Mr Allott says in China "there's no such thing as a queue" and people are very vocal in expressing themselves because of the sheer number of people.

"It's what you have to do to get what you want in a retail environment in China," he says.

Mr Allott is thrilled the training is already paying dividends for the company.

GSM Retail general manager, Grant Knox, who owns the Vodafone store in the international terminal, also praised the training.

"The Chinese appreciate if you make an effort, even if it's humorous for them," Mr Knox says.

It's important to make a good impression, with so many Chinese people visiting New Zealand, he says.

"You feel quite responsible when tourists like the Chinese get off the plane.

"Other than Customs [officers] we're the first people they meet."

Mr Knox has noticed more Chinese tourists coming through his shop in the past couple of years and started producing information in Mandarin as a result.
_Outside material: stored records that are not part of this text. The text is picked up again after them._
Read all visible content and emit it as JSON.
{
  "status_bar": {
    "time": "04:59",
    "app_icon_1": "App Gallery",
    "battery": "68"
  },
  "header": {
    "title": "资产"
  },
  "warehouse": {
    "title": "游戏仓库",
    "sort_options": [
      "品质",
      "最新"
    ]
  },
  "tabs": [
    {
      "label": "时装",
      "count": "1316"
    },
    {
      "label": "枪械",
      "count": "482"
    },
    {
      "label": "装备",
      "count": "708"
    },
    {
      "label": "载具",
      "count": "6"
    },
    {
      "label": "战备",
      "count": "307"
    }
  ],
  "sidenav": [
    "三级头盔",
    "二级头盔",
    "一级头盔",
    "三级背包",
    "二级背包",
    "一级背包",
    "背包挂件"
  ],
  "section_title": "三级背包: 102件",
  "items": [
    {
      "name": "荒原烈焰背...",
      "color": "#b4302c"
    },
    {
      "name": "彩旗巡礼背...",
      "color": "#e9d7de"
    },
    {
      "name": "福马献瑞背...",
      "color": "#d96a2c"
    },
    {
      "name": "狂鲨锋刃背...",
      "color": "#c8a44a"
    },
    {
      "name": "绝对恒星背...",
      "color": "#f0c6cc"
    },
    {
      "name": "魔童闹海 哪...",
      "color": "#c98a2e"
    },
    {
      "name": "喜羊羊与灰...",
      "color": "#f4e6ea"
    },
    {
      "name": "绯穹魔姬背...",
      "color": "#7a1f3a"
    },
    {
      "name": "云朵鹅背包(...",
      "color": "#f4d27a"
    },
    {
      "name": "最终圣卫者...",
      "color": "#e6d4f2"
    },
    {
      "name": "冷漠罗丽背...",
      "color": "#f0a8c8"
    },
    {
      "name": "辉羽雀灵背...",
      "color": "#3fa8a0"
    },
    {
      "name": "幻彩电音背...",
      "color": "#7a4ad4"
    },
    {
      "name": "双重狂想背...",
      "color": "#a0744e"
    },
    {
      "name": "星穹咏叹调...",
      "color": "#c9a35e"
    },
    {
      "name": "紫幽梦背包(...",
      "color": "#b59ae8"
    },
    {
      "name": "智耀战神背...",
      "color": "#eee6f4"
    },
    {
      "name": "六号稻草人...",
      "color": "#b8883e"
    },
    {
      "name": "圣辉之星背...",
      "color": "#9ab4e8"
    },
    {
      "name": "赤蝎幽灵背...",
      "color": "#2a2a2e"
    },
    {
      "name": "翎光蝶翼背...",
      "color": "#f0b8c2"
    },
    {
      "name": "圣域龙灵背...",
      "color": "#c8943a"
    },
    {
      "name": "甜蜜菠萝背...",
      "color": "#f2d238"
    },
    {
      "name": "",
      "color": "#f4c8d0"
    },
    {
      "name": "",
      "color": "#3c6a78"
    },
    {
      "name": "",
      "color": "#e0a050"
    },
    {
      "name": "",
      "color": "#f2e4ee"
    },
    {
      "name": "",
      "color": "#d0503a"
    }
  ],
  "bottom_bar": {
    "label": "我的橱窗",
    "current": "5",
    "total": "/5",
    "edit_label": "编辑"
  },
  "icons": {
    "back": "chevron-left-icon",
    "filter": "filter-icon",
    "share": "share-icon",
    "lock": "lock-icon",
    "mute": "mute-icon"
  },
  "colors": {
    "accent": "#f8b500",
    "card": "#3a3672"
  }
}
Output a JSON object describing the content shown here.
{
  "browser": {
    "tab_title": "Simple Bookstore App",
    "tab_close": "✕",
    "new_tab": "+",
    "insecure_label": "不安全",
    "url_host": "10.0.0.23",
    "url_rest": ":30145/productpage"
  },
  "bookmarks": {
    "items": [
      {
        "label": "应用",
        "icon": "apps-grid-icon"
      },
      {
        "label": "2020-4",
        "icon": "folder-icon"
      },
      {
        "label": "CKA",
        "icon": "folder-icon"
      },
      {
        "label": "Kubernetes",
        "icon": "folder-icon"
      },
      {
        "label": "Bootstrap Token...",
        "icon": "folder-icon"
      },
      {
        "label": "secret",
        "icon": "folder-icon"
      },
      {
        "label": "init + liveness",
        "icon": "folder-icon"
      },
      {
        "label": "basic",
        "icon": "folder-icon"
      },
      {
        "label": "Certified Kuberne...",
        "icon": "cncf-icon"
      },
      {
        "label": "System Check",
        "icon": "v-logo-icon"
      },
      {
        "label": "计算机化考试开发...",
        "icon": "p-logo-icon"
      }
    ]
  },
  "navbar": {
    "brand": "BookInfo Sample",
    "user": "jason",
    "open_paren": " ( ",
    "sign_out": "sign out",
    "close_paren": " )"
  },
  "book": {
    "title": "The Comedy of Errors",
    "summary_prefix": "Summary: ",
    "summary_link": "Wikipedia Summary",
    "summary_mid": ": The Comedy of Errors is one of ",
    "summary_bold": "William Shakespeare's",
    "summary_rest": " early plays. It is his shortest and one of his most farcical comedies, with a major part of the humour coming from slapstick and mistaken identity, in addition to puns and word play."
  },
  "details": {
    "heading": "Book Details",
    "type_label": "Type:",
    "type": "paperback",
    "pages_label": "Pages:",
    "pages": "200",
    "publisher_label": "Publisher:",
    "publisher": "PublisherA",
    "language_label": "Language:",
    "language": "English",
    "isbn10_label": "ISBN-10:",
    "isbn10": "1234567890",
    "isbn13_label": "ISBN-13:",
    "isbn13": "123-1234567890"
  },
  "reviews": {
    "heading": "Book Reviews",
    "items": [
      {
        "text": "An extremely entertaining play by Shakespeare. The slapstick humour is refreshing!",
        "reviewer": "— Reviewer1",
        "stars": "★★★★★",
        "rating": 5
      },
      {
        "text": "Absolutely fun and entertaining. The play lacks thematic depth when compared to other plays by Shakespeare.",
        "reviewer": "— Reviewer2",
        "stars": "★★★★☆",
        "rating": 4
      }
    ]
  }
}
That includes an explanation of what 111 means and how area codes work.

Both GSM and Spotless are working on how best to integrate the new knowledge into training programmes for staff members.

Airport aeronautical commercial manager, Glenn Wedlock, says up to 30 per cent more Chinese visitors are arriving in Auckland each month compared with last year.

"These workshops will provide staff across the board at Auckland Airport with increased knowledge of how best to interact with our Chinese visitors, ensuring that we in turn provide the best possible travelling experience for them."

Airport operations staff, Customs, Ministry of Primary Industries employees and the police have also attended the training sessions.